Bizi daha uzaklara götürecek otomobillerimiz, vagonlarımız ve uçaklarımız var… Ama uzaklarda görülecek çok şey kalmadı. Aynıyız.
Her şeyi daha gerçekçi kılan özel efektlerimiz, pahalı animasyonlarımız var… Ama peşinden gidilecek hiç bir masal göremiyorum ortalıkta.
80’lerde televizyonlarımız renkleniyor ve yaşamlarımız kararıyorken; şimdilerde telefonlar akıllanırken, türümüz sapıtıyor…

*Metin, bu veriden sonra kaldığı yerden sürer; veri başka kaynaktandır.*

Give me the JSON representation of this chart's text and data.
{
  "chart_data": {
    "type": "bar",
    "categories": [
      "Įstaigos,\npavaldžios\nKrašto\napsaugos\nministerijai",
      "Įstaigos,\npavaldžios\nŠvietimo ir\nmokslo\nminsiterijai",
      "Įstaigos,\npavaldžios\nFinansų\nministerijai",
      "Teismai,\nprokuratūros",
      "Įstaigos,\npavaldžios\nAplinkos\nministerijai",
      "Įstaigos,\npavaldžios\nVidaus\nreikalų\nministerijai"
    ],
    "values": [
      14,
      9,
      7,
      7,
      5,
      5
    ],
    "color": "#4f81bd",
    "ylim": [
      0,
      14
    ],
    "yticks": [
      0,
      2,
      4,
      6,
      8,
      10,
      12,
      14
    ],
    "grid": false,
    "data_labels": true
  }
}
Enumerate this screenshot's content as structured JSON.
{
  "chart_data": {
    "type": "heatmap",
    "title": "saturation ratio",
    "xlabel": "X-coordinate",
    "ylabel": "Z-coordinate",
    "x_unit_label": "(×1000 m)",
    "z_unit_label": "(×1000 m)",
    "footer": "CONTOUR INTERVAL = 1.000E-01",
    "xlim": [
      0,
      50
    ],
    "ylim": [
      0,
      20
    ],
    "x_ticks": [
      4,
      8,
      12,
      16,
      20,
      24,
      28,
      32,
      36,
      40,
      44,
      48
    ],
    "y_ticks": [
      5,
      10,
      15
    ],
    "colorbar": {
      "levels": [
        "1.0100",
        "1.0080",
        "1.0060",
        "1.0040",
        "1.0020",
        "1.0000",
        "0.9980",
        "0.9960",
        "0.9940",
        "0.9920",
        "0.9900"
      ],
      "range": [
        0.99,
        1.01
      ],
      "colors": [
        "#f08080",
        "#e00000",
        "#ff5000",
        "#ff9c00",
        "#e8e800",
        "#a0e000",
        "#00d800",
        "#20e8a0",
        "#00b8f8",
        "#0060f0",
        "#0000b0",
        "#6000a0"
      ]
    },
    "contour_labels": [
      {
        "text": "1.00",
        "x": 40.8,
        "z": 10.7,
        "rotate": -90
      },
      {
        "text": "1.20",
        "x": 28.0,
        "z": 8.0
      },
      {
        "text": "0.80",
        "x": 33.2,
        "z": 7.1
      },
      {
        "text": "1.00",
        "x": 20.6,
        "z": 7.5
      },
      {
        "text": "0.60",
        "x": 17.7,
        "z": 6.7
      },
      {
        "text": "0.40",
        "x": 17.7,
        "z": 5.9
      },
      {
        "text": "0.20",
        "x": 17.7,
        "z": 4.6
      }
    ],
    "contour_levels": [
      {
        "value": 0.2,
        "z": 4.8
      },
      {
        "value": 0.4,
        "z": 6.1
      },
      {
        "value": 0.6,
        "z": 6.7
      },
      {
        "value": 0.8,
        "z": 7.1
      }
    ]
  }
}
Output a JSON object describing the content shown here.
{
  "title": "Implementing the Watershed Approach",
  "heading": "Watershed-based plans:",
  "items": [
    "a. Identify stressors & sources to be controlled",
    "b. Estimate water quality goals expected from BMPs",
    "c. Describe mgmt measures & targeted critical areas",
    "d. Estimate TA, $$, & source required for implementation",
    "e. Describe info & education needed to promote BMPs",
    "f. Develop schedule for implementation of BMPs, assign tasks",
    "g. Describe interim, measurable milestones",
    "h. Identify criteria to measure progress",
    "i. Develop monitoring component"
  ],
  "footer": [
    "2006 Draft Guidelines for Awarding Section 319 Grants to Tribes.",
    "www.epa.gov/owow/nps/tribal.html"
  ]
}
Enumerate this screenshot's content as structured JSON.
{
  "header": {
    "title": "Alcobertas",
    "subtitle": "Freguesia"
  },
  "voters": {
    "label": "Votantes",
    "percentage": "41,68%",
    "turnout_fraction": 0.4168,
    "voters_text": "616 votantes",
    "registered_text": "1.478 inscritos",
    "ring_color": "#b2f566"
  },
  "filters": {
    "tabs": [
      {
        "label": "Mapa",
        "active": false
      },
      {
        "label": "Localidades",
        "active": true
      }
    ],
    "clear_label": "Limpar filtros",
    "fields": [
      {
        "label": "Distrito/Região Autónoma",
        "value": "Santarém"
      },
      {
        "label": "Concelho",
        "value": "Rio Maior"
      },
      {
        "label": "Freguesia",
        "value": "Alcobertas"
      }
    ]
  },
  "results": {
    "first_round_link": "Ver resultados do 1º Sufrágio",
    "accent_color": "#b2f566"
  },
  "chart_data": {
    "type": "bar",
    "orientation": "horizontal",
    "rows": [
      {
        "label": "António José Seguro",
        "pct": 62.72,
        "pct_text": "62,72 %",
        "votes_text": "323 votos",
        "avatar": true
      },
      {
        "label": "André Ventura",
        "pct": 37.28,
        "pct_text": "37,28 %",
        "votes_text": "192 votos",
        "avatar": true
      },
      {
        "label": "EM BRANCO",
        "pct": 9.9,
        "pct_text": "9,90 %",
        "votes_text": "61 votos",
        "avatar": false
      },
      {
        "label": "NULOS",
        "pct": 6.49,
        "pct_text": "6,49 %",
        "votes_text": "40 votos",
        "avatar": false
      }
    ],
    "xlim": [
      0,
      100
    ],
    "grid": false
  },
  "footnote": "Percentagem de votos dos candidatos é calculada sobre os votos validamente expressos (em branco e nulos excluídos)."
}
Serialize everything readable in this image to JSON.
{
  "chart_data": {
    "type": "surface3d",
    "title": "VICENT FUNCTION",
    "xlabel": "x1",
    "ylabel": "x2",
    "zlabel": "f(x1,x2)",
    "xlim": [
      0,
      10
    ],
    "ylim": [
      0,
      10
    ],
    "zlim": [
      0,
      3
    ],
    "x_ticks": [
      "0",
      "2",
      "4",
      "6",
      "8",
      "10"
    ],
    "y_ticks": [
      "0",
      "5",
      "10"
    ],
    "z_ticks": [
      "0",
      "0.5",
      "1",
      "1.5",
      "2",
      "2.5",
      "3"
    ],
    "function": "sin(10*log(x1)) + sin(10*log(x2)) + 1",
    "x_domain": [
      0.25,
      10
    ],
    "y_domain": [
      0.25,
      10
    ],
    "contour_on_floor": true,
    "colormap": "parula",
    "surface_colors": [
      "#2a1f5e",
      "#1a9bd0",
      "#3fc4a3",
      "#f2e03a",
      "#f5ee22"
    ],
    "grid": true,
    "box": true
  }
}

Bugünlerde kendimi ifade edebileceğim daha çok mecra olabilir belki, ama gerçek ve belirlenmemiş bir “kendim” kaldı mı? Bilmiyorum.
Ironik bir biçimde bu kendimden; bu nesnesi olmayan aksimden başka anlatacak, fotograflayacak ya da gösterecek hiçbirşeyim yok dünyaya…Düşüncelerinizle ilgilenebilirim; ancak benimle ilgili oldukları zaman…
Söyleyeceklerinizi dinleyebilirim; ancak benden bahsettiğiniz kadarıyla…
Türümüz tarihin bir yerinde sanayiyle sevişti… Aşklarının meyvası şimdi dijital fetişizmi deneyimliyor…
Her seferinde daha az insanız gibi ve her seferinde daha çok makina…
Bana para karşılığında satmadığın hiç bir şeyi değerleyemiyorum artık… Piyasadan bulmadığım herşey kıymetsiz.
Hiç kazanmadığım kadar çok borcum; sahip olduklarım ve olamadıklarım kadar derdim var…
Sadece istiyorum…
Hiç doymayan kocaman bir ağızım ben. Hiç dolmayan kocaman bir delik… Bir dipsiz kuyu…
Şimdi bırakalım bütün bunları da benden bahsedelim… Cümleleri ben ısmarlayacağım ve sen “aynen…” diye yudumlayacaksın.